Medical anthropology today is an important site for critical thinking about contemporary medical issues, making valuable contributions to medical and public policy. However, I wonder if this text talks too much to us as medical anthropologists, and not enough to the people on the ground who are making policies about people’s everyday health and well-being. Perhaps the folly lies with me, the reader, wanting Metabolic Living to do everything for everybody. A lofty aim indeed, but perhaps an unrealistic one. Solomon has been able to deeply humanize living with metabolic disruptions and absorptions, making this book is an excellent example of how critical thinking develops out of ethnographic realities. That is an important contribution of the book, and it will serve as an instructive text for graduate students in anthropology and science studies.

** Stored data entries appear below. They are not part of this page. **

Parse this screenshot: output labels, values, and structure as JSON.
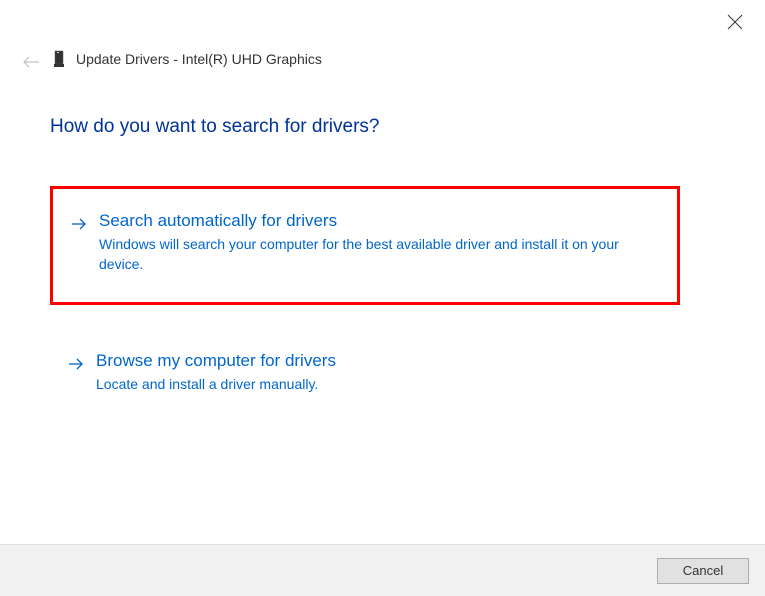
{
  "window": {
    "title": "Update Drivers - Intel(R) UHD Graphics"
  },
  "heading": "How do you want to search for drivers?",
  "options": [
    {
      "title": "Search automatically for drivers",
      "description": "Windows will search your computer for the best available driver and install it on your device."
    },
    {
      "title": "Browse my computer for drivers",
      "description": "Locate and install a driver manually."
    }
  ],
  "footer": {
    "cancel_label": "Cancel"
  }
}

Metabolic Living shows us how food, fat, and their complex interdependency are mediated by and within urban cityscapes. While perceived as epidemics underpinned by larger socioeconomic and medico–political histories, metabolism(s) above all are absolutely human. While reading this book I was reminded of a stanza in Robert Frost’s poem, Mending Wall:
Something there is that doesn’t love a wall,
That sends the frozen-ground-swell under it,
And spills the upper boulders in the sun
In Solomon’s work, it becomes clear that there is something that doesn’t love a wall between city and body. Absorption swells the city and body as each soaks up the other, spilling. Solomon encourages us to see absorption as it blurs boundaries to enhance debates on how metabolic diseases are experienced differently, even in the same spaces. In the evocative soaking, swelling, and spilling lies the beauty of this text. The poetic humanity of metabolic precariousness in India is visible in every page of this rich ethnographic narrative, making it a valuable contribution to literatures in medical anthropology, science studies, area studies, food studies, and public health policy.